The gunman grunted and triggered his handgun, bullets chasing after Laserka as she kept low, scrambling along the aisle of abandoned tables. “Stand still, Off-duty! It won’t hurt so much!”

The off-duty RIA agent flipped a table on its side as a barricade against the pistol-toting killer. Robbed of power by the suppressor they passed through, the slowed bullets plunked limply against the aluminum tabletop. The shield gave her the time to pull her Makarov from her purse. With a flick of her thumb, the pistol was live and ready to fire. She rolled out into the open and sighted on the gun-toting assassin. The gunman hadn’t expected Laserka to take the low road, firing from prone. He had been waiting for her to pop over the top of her barricade.

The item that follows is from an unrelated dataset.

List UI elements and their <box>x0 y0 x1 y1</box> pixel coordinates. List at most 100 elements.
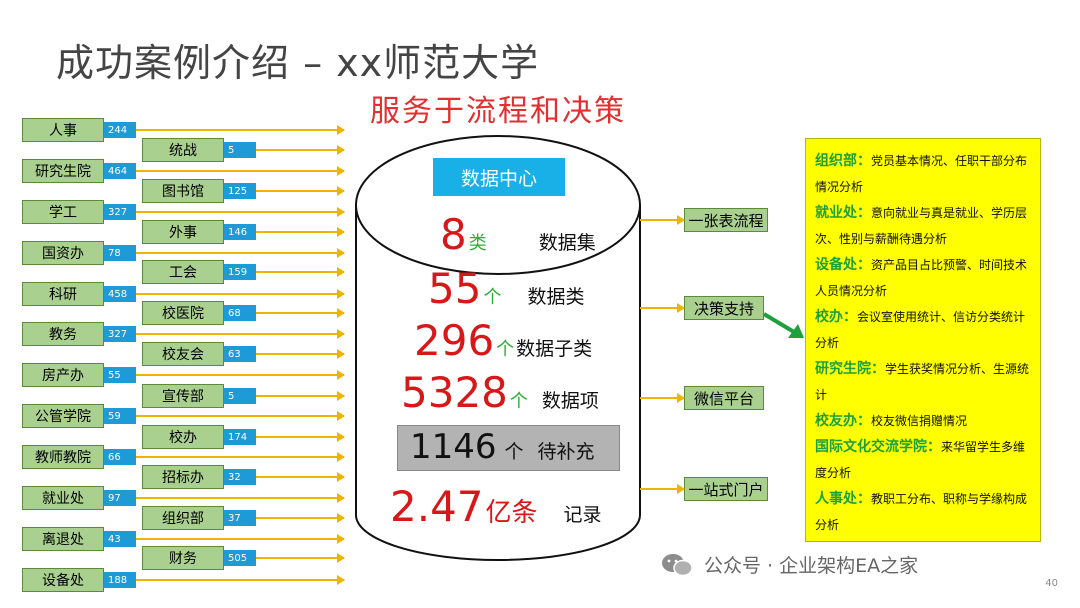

The Makarov barked twice, bullets punching into the would-be murderer’s center of mass. The hot little 9 mm rounds cracked the big man’s sternum, but their impact only seemed to stagger him. Laserka swung her aim up to the middle of the stunned thug’s face and cranked off two more shots that obliterated the goon’s face.

The table barricade rattled loudly as it was slapped aside by the burly knife man.

“You’re supposed to die, bitch!” the thug roared, lunging at her.

Laserka rolled, firing one shot at the blade-wielding killer as her Makarov passed across him. She was rewarded by a cry of pain from the raging slasher. The big killer landed on the concrete floor, the jambiya jarred from his fingers as he landed. Laserka was struggling to her feet when a massive paw wrapped around her gun hand.

Training took over and Laserka let herself be pulled in closer to her large opponent. With his strength adding to her momentum, she powered an elbow into the hollow of the burly assassin’s throat. The jolt was enough to shock him into releasing her arm. Laserka stumbled back, raising the Makarov again.

The pistol barked three times, recoil trying to wrest her off target, but Laserka held on tightly, punching the last of her magazine through her opponent’s face.

Panting, Laserka denied a wave of relief that wanted to pass through her. She reloaded her gun quickly.

Batroykin and Vladimir had set her up to be murdered.